O primeiro passo para uma reforma urbanística eficaz passa por abandonar respostas reativas e fragmentadas, apostando numa visão de longo prazo que envolva todos os agentes do setor: decisores políticos, entidades administrativas, promotores imobiliários, associações de consumidores, urbanistas e juristas. Só com diálogo e responsabilidade partilhada será possível construir um quadro regulatório transparente, previsível e capaz de atrair investimento, nacional e internacional, sem sacrificar o interesse público.
A simplificação dos processos de licenciamento é essencial. A multiplicidade de etapas, pareceres e exigências documentais tem sido um dos principais entraves ao aumento da oferta habitacional, pressionando preços e afastando investidores. Uma administração pública mais eficiente, digitalizada e orientada para resultados pode desbloquear projetos, acelerar respostas e garantir maior justiça e equidade no acesso à habitação.
A experiência internacional oferece exemplos inspiradores de reformas urbanísticas bem-sucedidas. Em Nova Iorque, o projeto High Line transformou uma antiga linha férrea elevada num parque urbano, revitalizando toda a zona envolvente, promovendo a reabilitação de edifícios e criando espaços públicos de qualidade. Paris apostou nas florestas urbanas e na requalificação de bairros periféricos, conciliando sustentabilidade ambiental com inclusão social. Barcelona, por sua vez, implementou o conceito de “superquadras”, restringindo o trânsito automóvel em determinadas áreas para devolver o espaço público aos cidadãos, promovendo mobilidade suave, comércio local e convivência comunitária.
Estes exemplos mostram que é possível revitalizar zonas degradadas, promover a reabilitação urbana e criar cidades mais verdes e humanas, desde que exista vontade política, planeamento estratégico e envolvimento da sociedade civil. Em Portugal, iniciativas como o Plano Verde de Lisboa e os programas de reabilitação urbana já começam a dar frutos, mas é preciso ir mais longe, garantindo que todos os municípios dispõem de planos de ordenamento atualizados e coerentes com as necessidades atuais.
Outro eixo fundamental da reforma urbanística é a articulação entre políticas de habitação, arrendamento e reabilitação. O acesso à habitação adequada deve ser uma prioridade, promovendo o arrendamento acessível, a reconversão de património devoluto e a reabilitação como regra. O envolvimento do Estado, das autarquias, das cooperativas e dos privados é essencial para mobilizar recursos, acelerar projetos e garantir que as soluções chegam a quem mais precisa.

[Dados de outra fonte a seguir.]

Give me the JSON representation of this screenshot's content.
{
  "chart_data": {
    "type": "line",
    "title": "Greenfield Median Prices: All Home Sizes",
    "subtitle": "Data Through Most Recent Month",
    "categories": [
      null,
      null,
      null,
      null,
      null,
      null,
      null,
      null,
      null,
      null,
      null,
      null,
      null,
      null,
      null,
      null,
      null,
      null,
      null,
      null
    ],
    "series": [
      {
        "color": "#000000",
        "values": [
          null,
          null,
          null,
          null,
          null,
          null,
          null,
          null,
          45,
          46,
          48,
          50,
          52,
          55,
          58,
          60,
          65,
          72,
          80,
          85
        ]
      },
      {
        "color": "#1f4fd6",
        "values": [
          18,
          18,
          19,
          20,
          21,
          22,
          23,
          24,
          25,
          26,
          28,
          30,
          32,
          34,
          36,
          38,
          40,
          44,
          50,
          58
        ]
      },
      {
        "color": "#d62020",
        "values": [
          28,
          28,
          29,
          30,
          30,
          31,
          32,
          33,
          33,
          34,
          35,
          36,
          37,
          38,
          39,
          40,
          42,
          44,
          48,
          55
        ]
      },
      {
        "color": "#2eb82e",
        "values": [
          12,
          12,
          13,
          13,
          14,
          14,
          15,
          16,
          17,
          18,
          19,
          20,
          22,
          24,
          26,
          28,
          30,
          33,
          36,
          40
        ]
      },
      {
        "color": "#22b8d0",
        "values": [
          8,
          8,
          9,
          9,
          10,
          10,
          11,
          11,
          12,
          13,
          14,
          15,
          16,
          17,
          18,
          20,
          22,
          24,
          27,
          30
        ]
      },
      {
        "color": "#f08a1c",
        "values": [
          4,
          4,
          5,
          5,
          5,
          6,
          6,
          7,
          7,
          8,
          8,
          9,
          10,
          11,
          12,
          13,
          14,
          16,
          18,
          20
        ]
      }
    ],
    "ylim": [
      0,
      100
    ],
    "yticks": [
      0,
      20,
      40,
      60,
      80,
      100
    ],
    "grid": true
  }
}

A inovação e a digitalização devem ser aliadas da reforma. Plataformas eletrónicas para submissão e acompanhamento de projetos, interoperabilidade entre sistemas municipais e entidades externas, e o uso de tecnologias como o Building Information Modeling (BIM) podem aumentar a produtividade, reduzir desperdícios e promover a eficiência energética.
Por fim, é crucial garantir a segurança jurídica e a confiança dos investidores. A previsibilidade regulatória, a transparência nos processos e a articulação entre diferentes regimes são fatores decisivos para dinamizar o mercado imobiliário, sem perder de vista o interesse público e a coesão social.
Em suma, Portugal tem diante de si a oportunidade de inaugurar um novo paradigma urbanístico, aprendendo com os melhores exemplos internacionais e adaptando-os à sua realidade. O futuro das cidades portuguesas depende da coragem de reformar, da capacidade de unir interesses diversos e de construir soluções que perdurem no tempo, promovendo o bem-estar das populações e o desenvolvimento sustentável dos territórios.